Further Double-checking FiveThirtyEight's 2016 Primary Predictions

Child at a blackboard

After my last blog post double-checking FiveThirtyEight presidential primary predictions, I was asked by a friend if I could do two additional things:

  1. Separate out the candidates in the plots
  2. Look at how badly FiveThirtyEight’s predictions missed on average for each candidate

This post will address both of those requests.

Just like last time I have included the code used to perform the analysis in this Jupyter Notebook (rendered on Github). The data used are here: Republican Results, Democrat Results. The data have not been updated since April 28th, 2016 so newer primaries are not included.

Scaled Results By Candidate

Here is what the scaled result plots look like broken out by candidate, where the scaling is such that the 80% confidence interval has been transformed to extend between -1 and 1 (as explained in more detail in my previous post). The Democrats:

The distributions of results normalized to the prediction for the Democrats by candidate.

FiveThirtyEight slightly over predicts Clinton’s results, but does a pretty good job with Sanders. Michigan, of course, is the outlier for both.

The Republicans:

The distributions of results normalized to the prediction for the Republicans by candidate.

The Republicans, despite the craziness in their primary, are well modeled. Only Rubio is really skewed, tending to have his results over predicted. Carson, interestingly enough, is always within his predicted bounds.

Mean Absolute Miss Value

When FiveThirtyEight’s predictions are wrong, how badly do they miss on average? To find out, I took the scaled results for each candidate, selected the ones that were outside the confidence interval (indicating a missed prediction), and took the average of the absolute value of the selected results minus 1. The subtraction adjusts the result so that it tells you how far away from the 80% confidence intervals the missed predictions are on average. I call this the Mean Absolute Miss Value, or MAMV.
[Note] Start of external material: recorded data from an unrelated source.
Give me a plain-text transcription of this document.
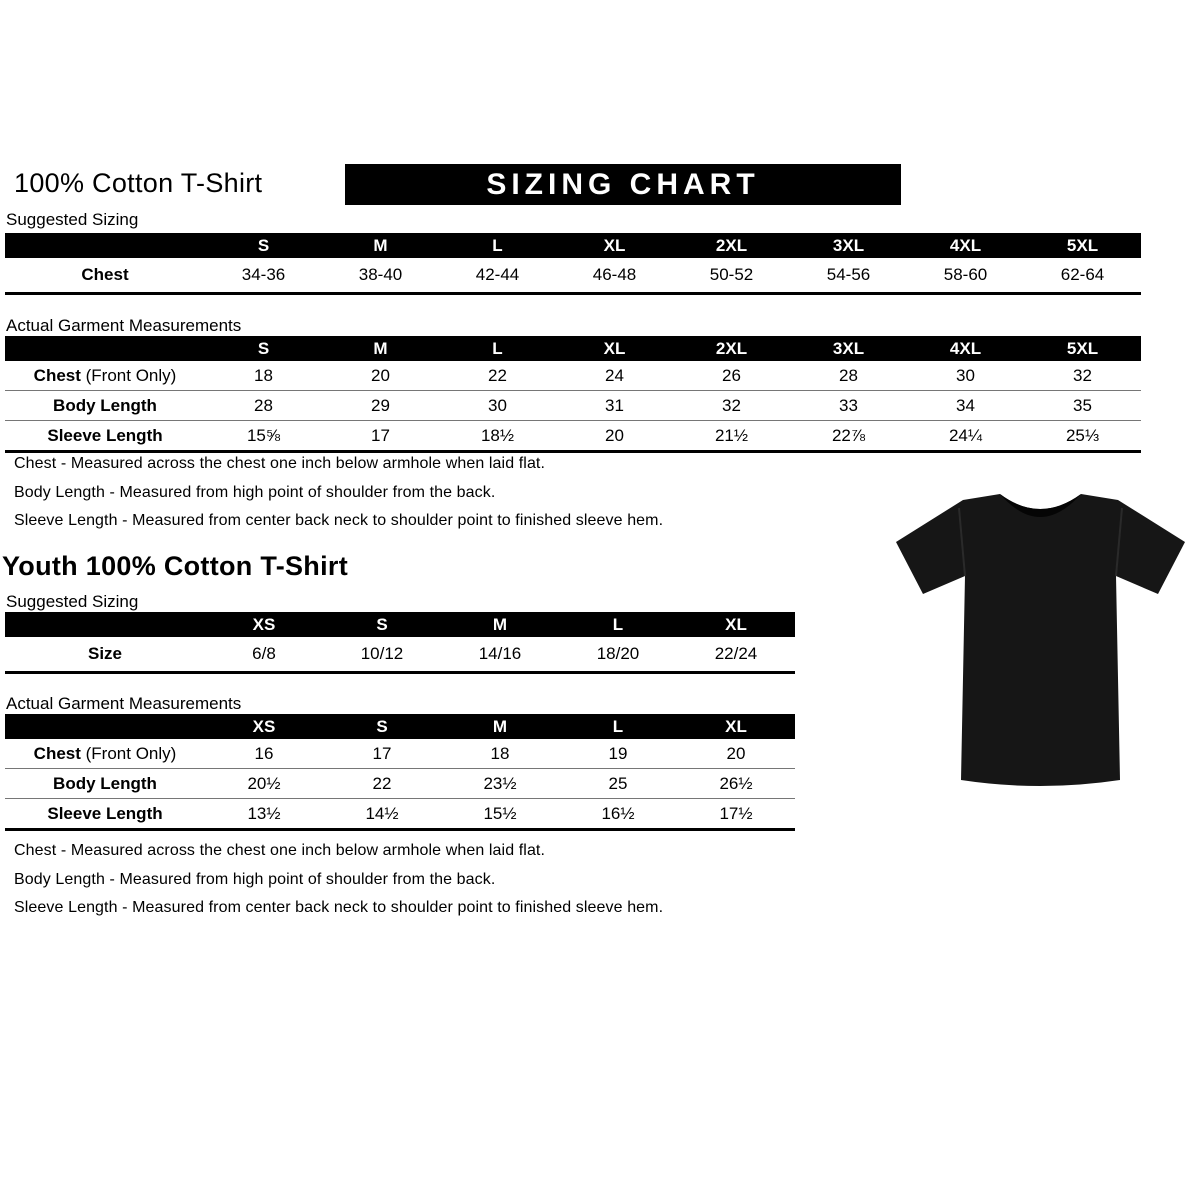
100% Cotton T-Shirt	SIZING CHART
Suggested Sizing
	S	M	L	XL	2XL	3XL	4XL	5XL
Chest	34-36	38-40	42-44	46-48	50-52	54-56	58-60	62-64
Actual Garment Measurements
	S	M	L	XL	2XL	3XL	4XL	5XL
Chest (Front Only)	18	20	22	24	26	28	30	32
Body Length	28	29	30	31	32	33	34	35
Sleeve Length	15⅝	17	18½	20	21½	22⅞	24¼	25⅓
Chest - Measured across the chest one inch below armhole when laid flat.
Body Length - Measured from high point of shoulder from the back.
Sleeve Length - Measured from center back neck to shoulder point to finished sleeve hem.
Youth 100% Cotton T-Shirt
Suggested Sizing
	XS	S	M	L	XL
Size	6/8	10/12	14/16	18/20	22/24
Actual Garment Measurements
	XS	S	M	L	XL
Chest (Front Only)	16	17	18	19	20
Body Length	20½	22	23½	25	26½
Sleeve Length	13½	14½	15½	16½	17½
Chest - Measured across the chest one inch below armhole when laid flat.
Body Length - Measured from high point of shoulder from the back.
Sleeve Length - Measured from center back neck to shoulder point to finished sleeve hem.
The result of this calculation for each candidate are tabulated below:

Candidate Mean Absolute Miss Value
Clinton 0.84
Sanders 1.00
Trump 0.66
Cruz 0.28
Rubio 0.57
Carson 0.00

Carson’s predictions are always in the interval, so his MAMV is 0. The missed predictions for the Republicans are better that for the Democrats, with Trump having the worst prediction misses. Sanders’s misses and Clinton’s misses are on average worse than the Republicans, but this is again due to Michigan. If Michigan is removed Clinton’s MAMV is 0.52 and Sanders is 0.39, make the MAMV for both parties about equal.